Primeiro, dicionário:
so·ro·ri·da·de
(larim soror, -oris, irmã + -dade)
substantivo feminino
1. Relação de união, de afeição ou de amizade entre mulheres, semelhante à que idealmente haveria entre irmãs.
2. União de mulheres com o mesmo fim, geralmente de cariz feminista.
"sororidade", in Dicionário Priberam da Língua Portuguesa [em linha], 2008-2013, https://dicionario.priberam.org/sororidade [consultado em 16-10-2018].
Segundo, vida real:
A capacidade de nos enxergar nas outras mulheres nos ajuda a fugir de julgamentos prévios. É reconhecer que o que dói na outra (ainda que em proporções e contextos diferentes) dói em mim porque somos vítimas de um mesmo sistema patriarcal e cruel com as mulheres. Não tem nada a ver com amar todas as mulheres incondicionalmente nem passar a mão na cabeça umas das outras independente de suas escolhas e ações - a sororidade não é defesa classista alienada, não somos obrigadas a aplaudir ou apoiar qualquer coisa só por ter sido realizada por mulheres.
Há uma carga social muito prejudicial à evolução de cada uma de nós. São muitos "não faça", "não seja", "não pode", "não consegue" jogados em nossa existência restrita à aprovação masculina. Olhar para o lado e receber um "tamo juntA" é estímulo real para provar que, sim, nós podemos, para saber que há mais braços lutando com você, mesmo que em outros ringues, e para nos encorajar a seguir. Estamos aprendo a viver sem tanta limitação - errando e aprendendo neste processo, com certeza -, por isso é preciso parceria e cuidado umas com as outras, tem sido difícil para todas reconstruir papéis tão marcados (sutilmente ou não) por submissão e opressão. Ser respeitada por alguém à nossa altura aumenta em dobro a autoconfiança .

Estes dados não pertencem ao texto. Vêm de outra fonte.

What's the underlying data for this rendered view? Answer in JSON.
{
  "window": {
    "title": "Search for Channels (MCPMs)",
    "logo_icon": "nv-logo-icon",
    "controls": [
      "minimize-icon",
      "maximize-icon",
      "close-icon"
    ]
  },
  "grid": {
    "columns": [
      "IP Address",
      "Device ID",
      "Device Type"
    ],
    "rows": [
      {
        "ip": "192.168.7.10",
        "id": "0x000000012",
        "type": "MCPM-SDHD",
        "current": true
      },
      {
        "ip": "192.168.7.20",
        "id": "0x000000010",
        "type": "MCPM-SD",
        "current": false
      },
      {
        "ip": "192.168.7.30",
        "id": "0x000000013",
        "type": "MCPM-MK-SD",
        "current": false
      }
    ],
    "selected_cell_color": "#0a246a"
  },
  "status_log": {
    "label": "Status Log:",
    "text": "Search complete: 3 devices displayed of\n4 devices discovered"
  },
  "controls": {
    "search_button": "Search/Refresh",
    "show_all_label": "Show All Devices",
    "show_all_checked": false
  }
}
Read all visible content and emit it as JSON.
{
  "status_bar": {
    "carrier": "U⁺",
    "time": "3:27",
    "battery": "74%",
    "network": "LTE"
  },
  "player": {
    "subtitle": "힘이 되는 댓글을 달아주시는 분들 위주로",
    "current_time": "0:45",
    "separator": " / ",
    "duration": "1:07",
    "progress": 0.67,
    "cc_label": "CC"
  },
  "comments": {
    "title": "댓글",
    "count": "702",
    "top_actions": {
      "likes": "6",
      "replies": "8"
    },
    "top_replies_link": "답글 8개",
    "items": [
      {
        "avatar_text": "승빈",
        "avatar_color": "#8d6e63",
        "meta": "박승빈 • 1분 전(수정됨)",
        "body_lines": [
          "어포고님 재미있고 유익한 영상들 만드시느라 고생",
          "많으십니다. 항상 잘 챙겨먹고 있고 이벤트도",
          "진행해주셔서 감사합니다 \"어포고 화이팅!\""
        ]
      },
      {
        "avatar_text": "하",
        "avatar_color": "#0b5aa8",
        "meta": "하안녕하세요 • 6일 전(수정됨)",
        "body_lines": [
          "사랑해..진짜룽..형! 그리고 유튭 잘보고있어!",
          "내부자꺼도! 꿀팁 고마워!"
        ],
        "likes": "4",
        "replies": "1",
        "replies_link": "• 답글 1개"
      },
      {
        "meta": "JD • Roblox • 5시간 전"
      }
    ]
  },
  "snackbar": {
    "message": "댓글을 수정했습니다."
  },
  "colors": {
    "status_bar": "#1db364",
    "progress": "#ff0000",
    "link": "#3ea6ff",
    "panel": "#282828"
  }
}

Na prática, é deixar de rotular mesmo. Não, ela não é piriguete porque também tá de papinho com o seu crush (crush que não está em um relacionamento com você ou, se tiver, que ela pode nem saber - antes que você se antecipe). Não, ela não é fútil por gostar de sapatos e batons. Não, ela não é puta por transar com quem teve vontade. Não, ela não é burra por ser loira. Não, ela não é mentirosa porque resolveu denunciar agressão depois de certo tempo. Não, ela não é interesseira porque prefere homens mais velhos. Não, ela não é feia porque você é muito insegura em relação a você mesma. Antes de colar o adesivo na cara da outra e apoiar discursos machistas que sempre tentaram nos tornar rivais e enfraquecidas como grupo ativo na sociedade, neutralize seu olhar, princesa. Encarar mulher como "inimiga" joga você lá na posição de estar reproduzindo o que também te diminui.
A nossa sensibilidade, ao livrar outras mulheres de olhares carregados por conceitos antecipados que as reduzem, causa impacto nos nossos posicionamentos e questionamentos sociais inclusive. O fato de eu me incomodar e me expressar contrária à avaliação negativa feita a uma mulher por, sei lá, forma como se veste ou quantos parceiros escolhe ter na vida, me reposiciona dentro do ciclo de fortalecimento do machismo. Eu deixar de me calar é tipo deixar de consentir que realmente é verdade que, se não eu seguir o padrão de repressão imposto, me torno uma mulher pior ou merecedora de menos respeito. O fato de decidir "tomar as dores" de quem está sendo sofrendo injustiça diz mais sobre humanidade que sobre luta feminista até.